Order preserve. I had just reduced the only pony who knew me to a husk. Her interest, I’d been feeding on the complex emotion for too long, too deeply… and now it was gone. I had seen this, amongst my own kind, especially where hatchlings were present. They would latch onto a parent too strongly, too desperately hungry, and the parent would be drained. Drained dry, and unable to feel anymore. The hatching they had loved was just a hatchling, of no special importance to them. Even if they could recognize the tiny changeling before them as their own flesh and blood, they could no longer attach significance to that fact. In many cases in my own memory… that changeling died soon after. They stopped functioning, stopped caring about their own well-being, or that of the hive around them. It was why hatchlings were kept in the nursery, with a caretaker who was given exceptional quantities of love to dole out. But… even so, a parent could be drawn to their own offspring. Drawn in… and consumed.

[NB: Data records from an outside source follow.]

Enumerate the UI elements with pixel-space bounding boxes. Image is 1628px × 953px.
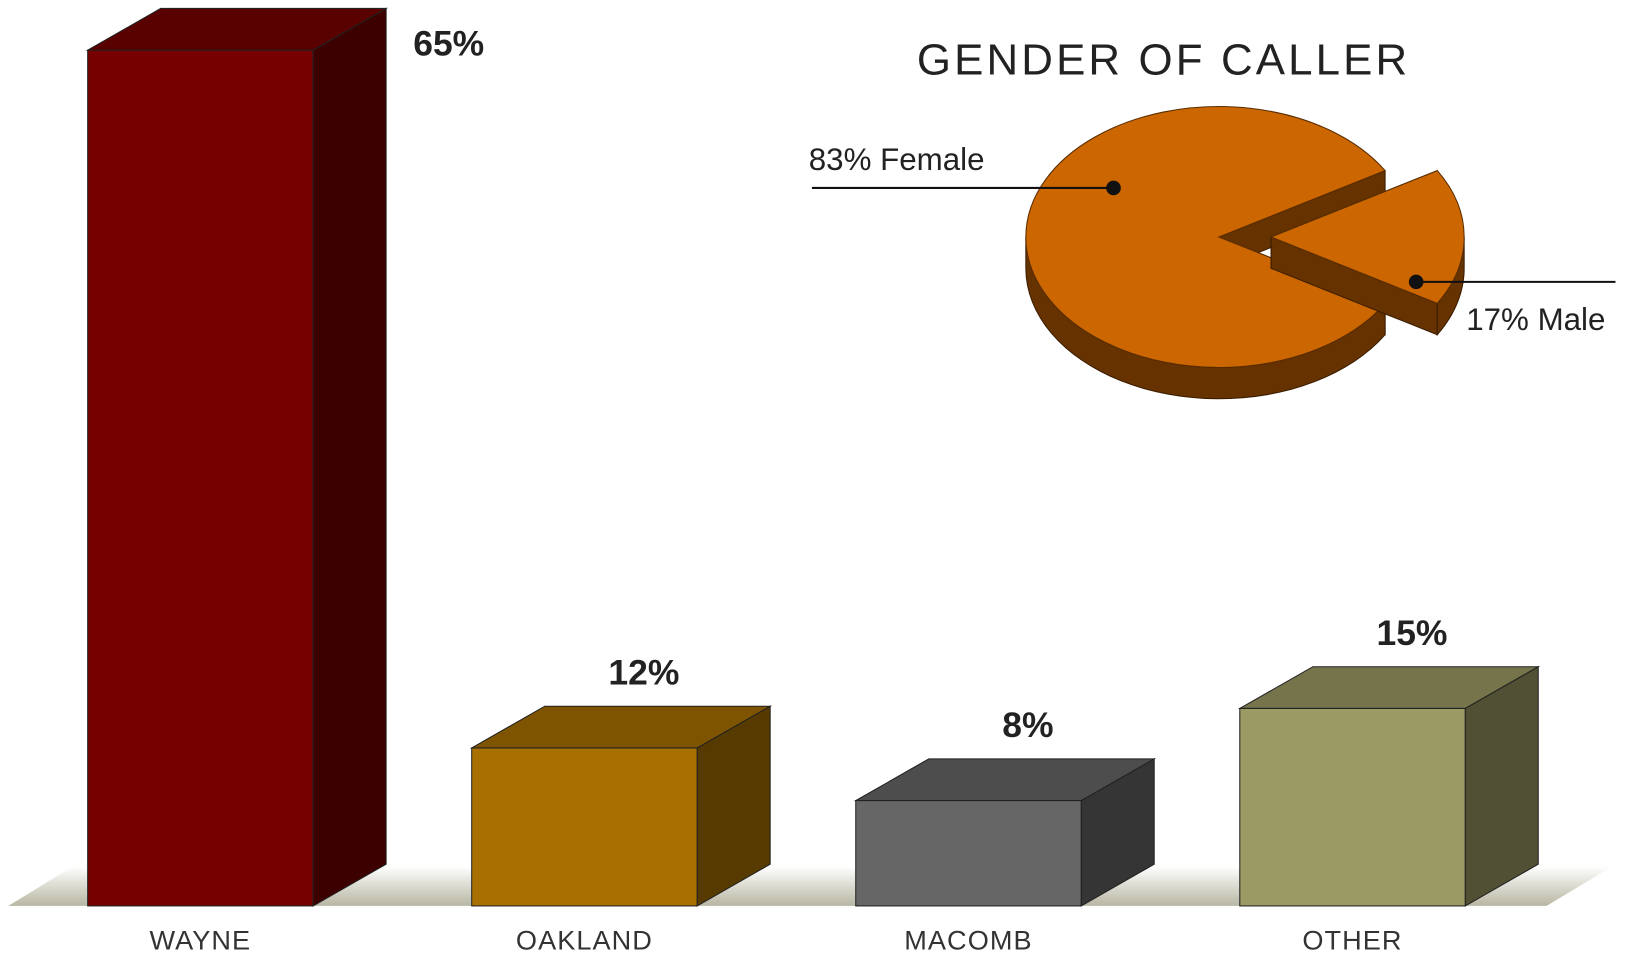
value-label: 8% bbox=[1002, 705, 1053, 745]
x-tick-label: MACOMB bbox=[904, 925, 1032, 953]
bar bbox=[471, 747, 698, 907]
bar bbox=[1239, 707, 1466, 907]
pie-chart: GENDER OF CALLER 83% Female 17% Male bbox=[809, 35, 1616, 400]
leader-dot bbox=[1408, 274, 1424, 290]
value-label: 65% bbox=[413, 23, 484, 63]
x-tick-label: OAKLAND bbox=[516, 925, 653, 953]
leader-dot bbox=[1106, 180, 1121, 196]
pie-label: 17% Male bbox=[1466, 302, 1605, 337]
x-tick-label: OTHER bbox=[1302, 925, 1402, 953]
pie-label: 83% Female bbox=[809, 142, 985, 177]
floor bbox=[8, 866, 1613, 906]
value-label: 12% bbox=[608, 652, 679, 692]
x-tick-label: WAYNE bbox=[150, 925, 252, 953]
pie-title: GENDER OF CALLER bbox=[917, 35, 1410, 84]
bar bbox=[855, 800, 1082, 907]
bar-side bbox=[312, 7, 387, 907]
bar bbox=[87, 49, 314, 907]
bar-chart: 65% WAYNE 12% OAKLAND 8% MACOMB 15% OTHER bbox=[85, 7, 1541, 953]
pie-slice bbox=[1269, 169, 1465, 305]
pie-slice bbox=[1025, 106, 1386, 368]
value-label: 15% bbox=[1376, 613, 1447, 653]
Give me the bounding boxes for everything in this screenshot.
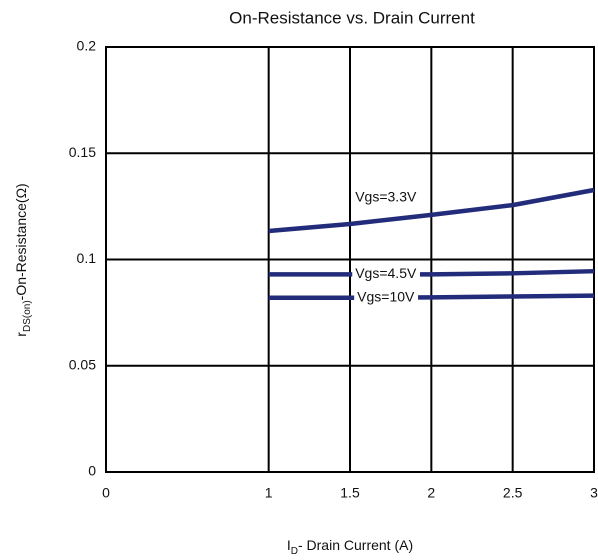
series-label: Vgs=4.5V (355, 265, 417, 281)
y-axis-label: rDS(on)-On-Resistance(Ω) (13, 183, 33, 336)
x-axis-label-part: - Drain Current (A) (298, 537, 413, 553)
x-axis-label: ID- Drain Current (A) (287, 537, 413, 557)
series-label-bg (354, 291, 419, 304)
y-axis-label-part: DS(on) (22, 300, 33, 332)
series-line (268, 187, 595, 234)
x-tick-label: 2 (427, 485, 435, 501)
series-line (268, 293, 595, 300)
x-axis-label-part: D (291, 546, 298, 557)
chart-title: On-Resistance vs. Drain Current (229, 8, 475, 27)
x-tick-label: 0 (102, 485, 110, 501)
series-line (268, 268, 595, 277)
x-tick-label: 1 (265, 485, 273, 501)
x-tick-label: 2.5 (503, 485, 523, 501)
x-tick-label: 1.5 (340, 485, 360, 501)
y-axis-label-part: r (13, 332, 29, 337)
plot-frame (105, 46, 595, 473)
x-axis-label-part: I (287, 537, 291, 553)
y-tick-label: 0.15 (69, 144, 96, 160)
series-label-bg (352, 268, 420, 281)
y-tick-label: 0.2 (77, 38, 97, 54)
series-label: Vgs=3.3V (355, 189, 417, 205)
y-axis-label-part: -On-Resistance(Ω) (13, 183, 29, 300)
x-tick-label: 3 (590, 485, 598, 501)
y-tick-label: 0.1 (77, 250, 97, 266)
series-label: Vgs=10V (357, 288, 415, 304)
y-tick-label: 0 (88, 463, 96, 479)
y-tick-label: 0.05 (69, 356, 96, 372)
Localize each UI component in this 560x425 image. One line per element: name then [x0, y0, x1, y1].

And I had done this to Topaz. A pony who had helped given me name and shape, a companion. I was horrified. I was no hatchling, no foal to be unaware of my actions. How had I not seen? How had I not realized this? Would she recover? Could she? I looked about, trying to think of what to do. Her reaction to the loss had been sudden. I would take her to Canterlot. They could help her, perhaps. I cursed myself, the feeling of fullness suddenly disgusting to me. The chill of the night air did nothing to soothe my fears, and remembering the rumblings of her stomach, I recovered my own apple. Not quite done, but enough that she could eat. I held it down to her, but she continued to stare dully ahead, comprehending perhaps, but not compelled enough to eat it. I dumped her saddlebag out, taking a small knife from a pouch and cutting the lightly toasted apple into sections, putting them down before her. When she still did not react, I pried open her mouth with tendrils of magic and set one of the slices inside, holding my breath until she began to slowly chew, more as if trying to clear her mouth than to assuage her hunger. A trickle of relief swept through me, and I sighed. If I could get her to eat, I could get her to Canterlot. Breathing and eating. Functional was good. If she could walk, better still. If not… if not I would carry this mare on my back until we reached the city.

Author's Note:

And here's the problem that comes with having a changeling as a traveling companion.

Also, does ANYONE ELSE have as much trouble with the spelling of griffons? I REALLY want to spell it 'gryphons'.